Demjanjuk fit for prison, German officials say

BERLIN — John Demjanjuk is fit enough to remain in custody at Germany’s Stadelheim prison, officials said today, but it still could take up to two weeks for Munich prosecutors to determine whether the 89-year-old is healthy enough to stand trial.

Demjanjuk is being held on suspicion of acting as an accessory to the murder of 29,000 people as a Nazi guard at the Sobibor death camp.

If doctors at Stadelheim found Demjanjuk to be unwell, the retired Ohio autoworker could have been transferred to a hospital.

Demjanjuk’s son has said his father is dying of leukemic bone marrow disease and claimed he would not survive a trans-Atlantic flight.

Dramatic photos last month showed Demjanjuk wincing in apparent pain as he was removed by immigration agents from his home in Seven Hills, Ohio, during an earlier attempt to deport him to Germany. However, images taken only days earlier and released by the U.S. government showed him entering his car unaided.

Anton Winkler, a spokesman for Munich prosecutors, said Demjanjuk “did fine” during his first night in prison and was doing well under the circumstances.

“There were no problems whatsoever,” Winkler said. “He is still fit enough to remain in custody.”

Demjanjuk’s lawyer, Guenther Maull, told The Associated Press that a Munich court had rejected his challenge to the arrest.

Asked if he was contemplating a new attempt to quash the warrant, Maull said they would have to consider it.

“At the moment we have nothing,” he said.

Demjanjuk arrived in Munich on a private jet Tuesday after being deported from the United States. A medical expert is going to observe him and make a recommendation on the trial, a process that could take up to two weeks.

“We are nowhere near that,” Winkler said.

Demjanjuk, a native of Ukraine, says he was a Red Army soldier who spent World War II as a Nazi POW and never hurt anyone.

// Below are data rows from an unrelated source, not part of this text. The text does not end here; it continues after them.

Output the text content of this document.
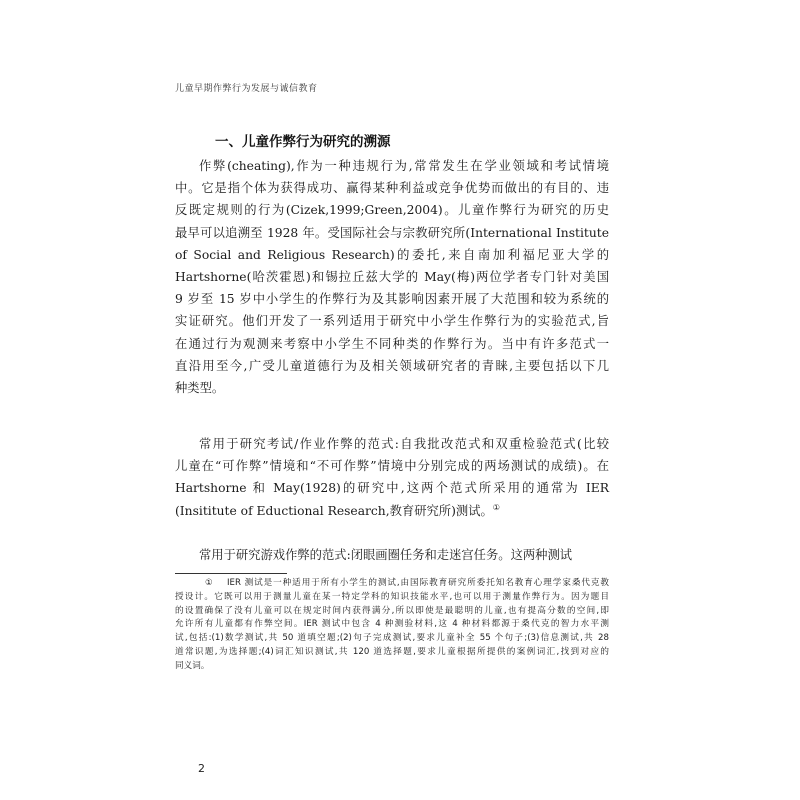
儿童早期作弊行为发展与诚信教育
一、儿童作弊行为研究的溯源
作弊(cheating),作为一种违规行为,常常发生在学业领域和考试情境
中。它是指个体为获得成功、赢得某种利益或竞争优势而做出的有目的、违
反既定规则的行为(Cizek,1999;Green,2004)。儿童作弊行为研究的历史
最早可以追溯至 1928 年。受国际社会与宗教研究所(International Institute
of Social and Religious Research)的委托,来自南加利福尼亚大学的
Hartshorne(哈茨霍恩)和锡拉丘兹大学的 May(梅)两位学者专门针对美国
9 岁至 15 岁中小学生的作弊行为及其影响因素开展了大范围和较为系统的
实证研究。他们开发了一系列适用于研究中小学生作弊行为的实验范式,旨
在通过行为观测来考察中小学生不同种类的作弊行为。当中有许多范式一
直沿用至今,广受儿童道德行为及相关领域研究者的青睐,主要包括以下几
种类型。
常用于研究考试/作业作弊的范式:自我批改范式和双重检验范式(比较
儿童在“可作弊”情境和“不可作弊”情境中分别完成的两场测试的成绩)。在
Hartshorne 和 May(1928)的研究中,这两个范式所采用的通常为 IER
(Insititute of Eductional Research,教育研究所)测试。①
常用于研究游戏作弊的范式:闭眼画圈任务和走迷宫任务。这两种测试
① IER 测试是一种适用于所有小学生的测试,由国际教育研究所委托知名教育心理学家桑代克教
授设计。它既可以用于测量儿童在某一特定学科的知识技能水平,也可以用于测量作弊行为。因为题目
的设置确保了没有儿童可以在规定时间内获得满分,所以即使是最聪明的儿童,也有提高分数的空间,即
允许所有儿童都有作弊空间。IER 测试中包含 4 种测验材料,这 4 种材料都源于桑代克的智力水平测
试,包括:(1)数学测试,共 50 道填空题;(2)句子完成测试,要求儿童补全 55 个句子;(3)信息测试,共 28
道常识题,为选择题;(4)词汇知识测试,共 120 道选择题,要求儿童根据所提供的案例词汇,找到对应的
同义词。
2
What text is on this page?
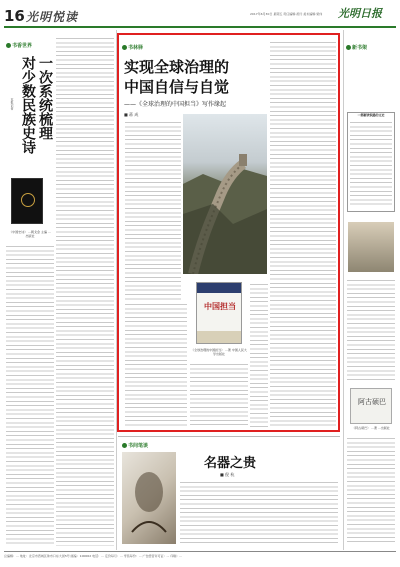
16 光明悦读	2017年6月30日 星期五 责任编辑:祝玲 美术编辑:梁伟	光明日报
书香世界
一次系统梳理
对少数民族史诗
本报记者
《中国史诗》 ...朝戈金 主编 ...出版社
书林驿
实现全球治理的
中国自信与自觉
——《全球治理的中国担当》写作缘起
■ 蒋 成
中国担当
《全球治理的中国担当》 ...著 中国人民大学出版社
书间笔谈
名器之贵
■ 倪 杭
新书架
一部解读铁路的文史
阿古硕巴
《阿古硕巴》 ...著 ...出版社
总编辑：... 地址：北京市西城区珠市口东大街5号 邮编：100062 电话：... 定价每月：... 零售每份：... 广告经营许可证：... 印刷：...
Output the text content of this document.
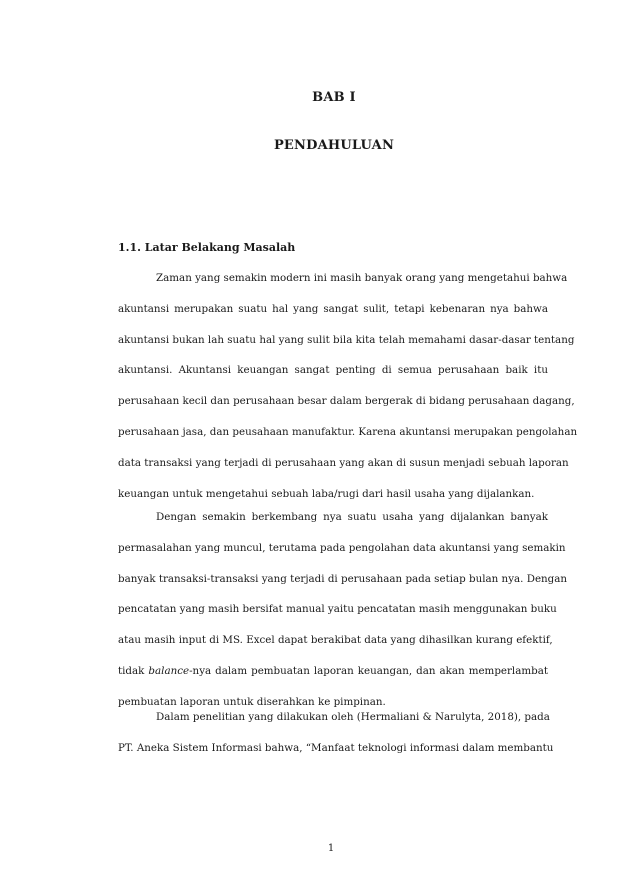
BAB I
PENDAHULUAN
1.1. Latar Belakang Masalah
Zaman yang semakin modern ini masih banyak orang yang mengetahui bahwa
akuntansi merupakan suatu hal yang sangat sulit, tetapi kebenaran nya bahwa
akuntansi bukan lah suatu hal yang sulit bila kita telah memahami dasar-dasar tentang
akuntansi. Akuntansi keuangan sangat penting di semua perusahaan baik itu
perusahaan kecil dan perusahaan besar dalam bergerak di bidang perusahaan dagang,
perusahaan jasa, dan peusahaan manufaktur. Karena akuntansi merupakan pengolahan
data transaksi yang terjadi di perusahaan yang akan di susun menjadi sebuah laporan
keuangan untuk mengetahui sebuah laba/rugi dari hasil usaha yang dijalankan.
Dengan semakin berkembang nya suatu usaha yang dijalankan banyak
permasalahan yang muncul, terutama pada pengolahan data akuntansi yang semakin
banyak transaksi-transaksi yang terjadi di perusahaan pada setiap bulan nya. Dengan
pencatatan yang masih bersifat manual yaitu pencatatan masih menggunakan buku
atau masih input di MS. Excel dapat berakibat data yang dihasilkan kurang efektif,
tidak balance-nya dalam pembuatan laporan keuangan, dan akan memperlambat
pembuatan laporan untuk diserahkan ke pimpinan.
Dalam penelitian yang dilakukan oleh (Hermaliani & Narulyta, 2018), pada
PT. Aneka Sistem Informasi bahwa, “Manfaat teknologi informasi dalam membantu
1
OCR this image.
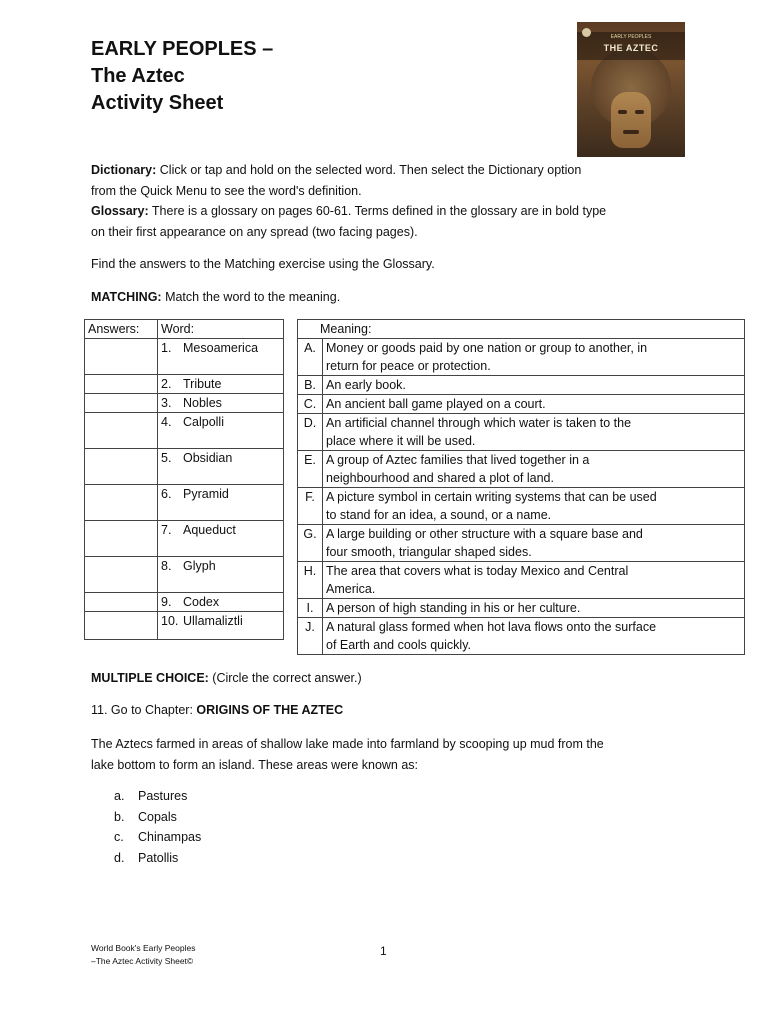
EARLY PEOPLES –
The Aztec
Activity Sheet
EARLY PEOPLES
THE AZTEC
Dictionary: Click or tap and hold on the selected word. Then select the Dictionary option
from the Quick Menu to see the word's definition.
Glossary: There is a glossary on pages 60-61. Terms defined in the glossary are in bold type
on their first appearance on any spread (two facing pages).
Find the answers to the Matching exercise using the Glossary.
MATCHING: Match the word to the meaning.
Answers:	Word:
	1. Mesoamerica
	2. Tribute
	3. Nobles
	4. Calpolli
	5. Obsidian
	6. Pyramid
	7. Aqueduct
	8. Glyph
	9. Codex
	10. Ullamaliztli
Meaning:	
A.	Money or goods paid by one nation or group to another, in
return for peace or protection.
B.	An early book.
C.	An ancient ball game played on a court.
D.	An artificial channel through which water is taken to the
place where it will be used.
E.	A group of Aztec families that lived together in a
neighbourhood and shared a plot of land.
F.	A picture symbol in certain writing systems that can be used
to stand for an idea, a sound, or a name.
G.	A large building or other structure with a square base and
four smooth, triangular shaped sides.
H.	The area that covers what is today Mexico and Central
America.
I.	A person of high standing in his or her culture.
J.	A natural glass formed when hot lava flows onto the surface
of Earth and cools quickly.
MULTIPLE CHOICE: (Circle the correct answer.)
11. Go to Chapter: ORIGINS OF THE AZTEC
The Aztecs farmed in areas of shallow lake made into farmland by scooping up mud from the
lake bottom to form an island. These areas were known as:
a. Pastures
b. Copals
c. Chinampas
d. Patollis
World Book's Early Peoples
–The Aztec Activity Sheet©
1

But Nazi-era documents obtained by U.S. justice authorities and shared with German prosecutors include a photo ID identifying Demjanjuk as a guard at the Sobibor death camp and saying he was trained at an SS facility for Nazi guards at Trawniki. Both sites were in Nazi-occupied Poland.

He first gained U.S. citizenship in 1958.

The U.S. Justice Department first moved to revoke Demjanjuk’s U.S. citizenship in 1977, alleging he hid his past as a Nazi death camp guard. It was revoked in 1981.

Demjanjuk was tried in Israel and found guilty in 1988 of war crimes and crimes against humanity but the conviction was overturned by the Israeli Supreme Court.

That decision came after Israel won access to Soviet archives, which had depositions given after the war by 37 Treblinka guards and forced laborers who said “Ivan” was a different Ukrainian named Ivan Marchenko.

His U.S. citizenship was restored in 1998. However, a U.S. judge revoked Demjanjuk’s citizenship again in 2002 based on fresh Justice Department evidence showing he concealed his service at Sobibor and other Nazi-run death and forced-labor camps from immigration officials.

A U.S. immigration judge ruled in 2005 he could be deported to Germany, Poland or Ukraine. Munich prosecutors issued an arrest warrant for him in March.